David Drumm remains in 'cruel conditions' as bail bid is adjourned
Lawyers for David Drumm have asked a Boston judge to release the fugitive banker from his "cruel and intolerable" conditions while he fights his extradition to Ireland.
Appealing a judge's decision last month to refuse him bail pending his extradition hearing, Mr Drumm's legal team outlined a number of reasons why he should be allowed to return to his family home.
The 49-year-old has been behind bars in the US for just under three months, since his arrest at his home in a Boston suburb on October 10.
His lawyer Edward McNally told District Court Judge Richard Stearns that a "complex white collar extradition hearing" can take many years.
Mr Drumm is being charged with crimes allegedly committed in 2008 but wasn't charged until 2015, he said.
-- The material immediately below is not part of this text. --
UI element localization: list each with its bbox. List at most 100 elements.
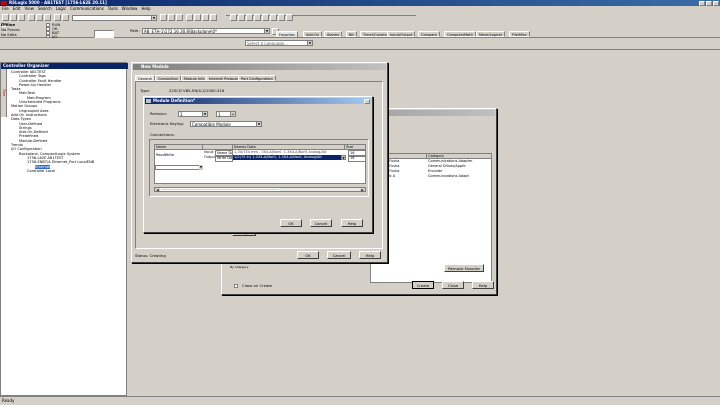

"Even in the light most favourable to Irish state, it means Irish authorities sat on their hands for at least five years," he said, adding that there was no "reasonable explanation" for the delay. "Ireland itself has not placed a high premium on its case, or the return of Mr Drumm," he added.
Mr Drumm relies heavily on third parties for financial support, particularly his employer who is paying his legal fees and there was no reason for the court to believe that the former banker had substantial assets, the court heard.
Courtroom 22 in the John Moakley Courthouse was filled with supporters, including his wife Lorraine, her family from Dublin, their two daughters and dozens of friends.
Mr McNally said a series of events during Mr Drumm's incarceration had made him question whether it was designed to make it "so harsh, so indifferent, so cruel and intolerable" that Mr Drumm might waive his due process and return to Ireland.
Those included the release of his prison ID number and the refusal of prison authorities to let Mr Drumm's elderly mother visit on Christmas Eve.
Judge Stearns referenced Wall Street fraudster Bernie Madoff during the 90-minute hearing, raising the fact with the US Assistant United States Attorney that Madoff had been allowed out on "restrictive terms of release" to work on his defense. Adjourning the application, he said he would need at least the weekend to consider the request.